Tahun 1969, HFB milik keluarga Blohm yang memproduksi pesawat pengangkut sipil dan militer, bergabung dengan perusahaan pesawat tempur milik keluarga Messerschmidt dan perusahaan pesawat helicopter dan senjata milik keluarga Bolkow. Gabungan ketiganya membentuk perusahan baru, Messerschmidt Bolkow Blohm atau MBB. Di perusahaan baru ini Rudy mengemban jabatan prestisius sebagai Kepala Devisi Metode dan Teknologi untuk pesawat angkut sipil dan militer. Empat tahun kemudian, ia memperoleh jabatan mentreng sebagai Vice President dan Direktur Pengembangan dan Penerapan Teknologi. Rudy adalah orang Indonesia pertama yang menduduki jabatan itu dalam lingkaran direksi perusahaan Jerman.

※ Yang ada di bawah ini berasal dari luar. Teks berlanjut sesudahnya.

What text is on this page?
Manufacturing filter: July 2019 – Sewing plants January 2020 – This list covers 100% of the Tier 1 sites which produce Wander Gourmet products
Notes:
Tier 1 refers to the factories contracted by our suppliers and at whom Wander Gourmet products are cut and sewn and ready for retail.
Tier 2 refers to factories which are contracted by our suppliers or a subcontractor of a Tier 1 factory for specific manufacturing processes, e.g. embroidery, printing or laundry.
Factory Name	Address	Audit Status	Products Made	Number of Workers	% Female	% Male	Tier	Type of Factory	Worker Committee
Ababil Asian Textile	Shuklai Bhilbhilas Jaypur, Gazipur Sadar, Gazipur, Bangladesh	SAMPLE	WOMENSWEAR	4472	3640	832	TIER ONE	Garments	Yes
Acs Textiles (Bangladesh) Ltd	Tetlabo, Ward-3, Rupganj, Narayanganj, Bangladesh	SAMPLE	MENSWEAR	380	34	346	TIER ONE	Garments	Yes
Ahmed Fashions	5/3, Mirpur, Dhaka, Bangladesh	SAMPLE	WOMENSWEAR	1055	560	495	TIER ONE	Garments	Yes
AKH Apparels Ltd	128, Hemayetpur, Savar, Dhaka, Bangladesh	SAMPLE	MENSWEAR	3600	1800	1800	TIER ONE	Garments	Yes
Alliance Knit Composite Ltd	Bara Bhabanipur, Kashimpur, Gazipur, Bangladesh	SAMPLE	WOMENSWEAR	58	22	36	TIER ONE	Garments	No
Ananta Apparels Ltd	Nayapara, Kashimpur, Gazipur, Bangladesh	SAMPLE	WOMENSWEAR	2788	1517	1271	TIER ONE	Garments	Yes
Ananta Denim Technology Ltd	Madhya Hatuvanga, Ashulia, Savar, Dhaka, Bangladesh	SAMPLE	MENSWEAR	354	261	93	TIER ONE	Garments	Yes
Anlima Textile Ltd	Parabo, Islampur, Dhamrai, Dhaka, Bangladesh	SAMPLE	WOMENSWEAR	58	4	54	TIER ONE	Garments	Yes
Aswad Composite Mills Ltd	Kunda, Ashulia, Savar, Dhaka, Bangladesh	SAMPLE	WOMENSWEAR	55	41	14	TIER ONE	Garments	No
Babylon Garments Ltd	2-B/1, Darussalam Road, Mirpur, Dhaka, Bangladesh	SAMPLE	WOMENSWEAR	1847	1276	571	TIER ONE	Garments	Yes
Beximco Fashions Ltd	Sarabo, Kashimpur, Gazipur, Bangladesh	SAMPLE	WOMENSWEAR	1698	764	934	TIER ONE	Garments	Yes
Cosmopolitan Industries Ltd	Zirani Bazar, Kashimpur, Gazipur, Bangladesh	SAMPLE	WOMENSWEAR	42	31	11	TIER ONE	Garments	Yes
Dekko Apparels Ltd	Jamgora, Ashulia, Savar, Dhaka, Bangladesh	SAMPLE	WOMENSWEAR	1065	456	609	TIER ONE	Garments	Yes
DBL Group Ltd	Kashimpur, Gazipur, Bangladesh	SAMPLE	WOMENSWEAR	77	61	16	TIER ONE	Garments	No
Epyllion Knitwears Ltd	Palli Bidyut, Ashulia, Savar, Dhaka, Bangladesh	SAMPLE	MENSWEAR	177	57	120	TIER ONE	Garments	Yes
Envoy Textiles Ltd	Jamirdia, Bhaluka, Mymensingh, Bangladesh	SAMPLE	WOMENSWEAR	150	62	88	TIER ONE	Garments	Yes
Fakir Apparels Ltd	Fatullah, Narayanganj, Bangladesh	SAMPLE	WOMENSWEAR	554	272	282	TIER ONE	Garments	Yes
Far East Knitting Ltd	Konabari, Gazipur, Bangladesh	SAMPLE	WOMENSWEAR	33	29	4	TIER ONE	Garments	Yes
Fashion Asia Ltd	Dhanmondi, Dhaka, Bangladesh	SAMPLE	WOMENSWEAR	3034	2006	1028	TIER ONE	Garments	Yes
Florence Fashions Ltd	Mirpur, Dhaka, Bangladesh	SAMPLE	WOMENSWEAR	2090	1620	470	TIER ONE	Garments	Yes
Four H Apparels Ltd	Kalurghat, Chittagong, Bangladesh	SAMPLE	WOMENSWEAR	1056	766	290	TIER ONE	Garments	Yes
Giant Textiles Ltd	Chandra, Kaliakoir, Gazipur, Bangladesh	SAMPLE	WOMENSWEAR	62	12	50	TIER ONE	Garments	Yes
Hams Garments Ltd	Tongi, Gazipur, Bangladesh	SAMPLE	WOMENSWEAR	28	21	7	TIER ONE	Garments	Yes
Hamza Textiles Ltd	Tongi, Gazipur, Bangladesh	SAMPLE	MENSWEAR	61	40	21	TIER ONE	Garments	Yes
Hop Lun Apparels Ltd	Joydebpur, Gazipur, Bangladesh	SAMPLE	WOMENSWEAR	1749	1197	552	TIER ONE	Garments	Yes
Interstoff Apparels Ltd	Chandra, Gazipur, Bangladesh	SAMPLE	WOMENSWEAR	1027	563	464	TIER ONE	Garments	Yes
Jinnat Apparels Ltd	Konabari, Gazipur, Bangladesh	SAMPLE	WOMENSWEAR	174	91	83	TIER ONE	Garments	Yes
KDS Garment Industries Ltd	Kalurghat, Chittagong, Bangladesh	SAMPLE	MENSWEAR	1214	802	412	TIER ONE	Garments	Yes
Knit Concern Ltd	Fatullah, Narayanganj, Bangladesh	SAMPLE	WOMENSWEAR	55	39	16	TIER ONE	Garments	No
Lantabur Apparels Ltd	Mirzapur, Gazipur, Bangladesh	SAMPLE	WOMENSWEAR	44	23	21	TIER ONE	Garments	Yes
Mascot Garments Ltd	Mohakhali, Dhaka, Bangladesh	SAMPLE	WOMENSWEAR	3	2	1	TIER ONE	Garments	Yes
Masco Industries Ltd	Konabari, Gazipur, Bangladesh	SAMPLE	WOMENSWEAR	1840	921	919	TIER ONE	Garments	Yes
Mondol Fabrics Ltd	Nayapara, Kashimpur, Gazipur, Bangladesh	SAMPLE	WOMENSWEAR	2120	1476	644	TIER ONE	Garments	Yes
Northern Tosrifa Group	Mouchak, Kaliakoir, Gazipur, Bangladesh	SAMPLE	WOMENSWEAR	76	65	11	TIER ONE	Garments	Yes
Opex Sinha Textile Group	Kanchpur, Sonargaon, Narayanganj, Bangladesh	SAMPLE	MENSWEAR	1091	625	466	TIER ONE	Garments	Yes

Ibu Pertiwi memanggil. Ketika melakukan kunjungan ke Jerman Barat, Ibnu Sutowo, Direktur Utama Pertamina, ingin menemui Rudy. Ia meminta Dubes RI untuk Jerman Barat, Achmad Tirtosudiro untuk memeprtemukannya dengan Rudy. Tak tahu menahu siapa Ibnu Sutowo, apalagi Pertamina, ia mau saja bertemu, Desember 1973.
“Saudara Rudy, je moet je schamen als Indonesier!” Kata Sutowo saat pertama kali bertemu. ‘Seharusnya kamu malu sebagai orang Indonesia”. Rudy tercekat. Diam tak bergerak. “Di Indonesia, orang –orang sedang membangun, kamu kok malah di sini?” rentetan kata-kata Sutowo mengusik nasionalismenya. Dadanya bergemuruh. Ia pulang untuk berkarya demi ibu pertiwi setelah 20 tahun bekerja di Jerman.
Sumpahku! **
Terlentang! Jatuh! Perih! Kesal!
Engkau Pegang dalam Perjalanan. Djanji Pusaka dan Sakti.
Tanah Tumpah Darahku. Makmur dan Sutji
Hancur Badan tetap Berdjalan
Djiwa Besar dan Sutji Membawa Aku..Padamu!!
Hari ini, setelah 83 tahun mengabdi, Ibu Pertiwi memanggilmu pulang. Bacharuddin Jusuf Habibie, damailah bersama para pahlawan dalam dekapan Ibu Pertiwi.
(**Puisi ini ditulis Rudy ketika dirawat di rumah sakit Klein Wasserthal, November 1959. Inspirasi utama tulisan ini dari buku “Tak Boleh Lelah dan Kalah” karya Fachmy Casofa. Foto : merdeka.com.)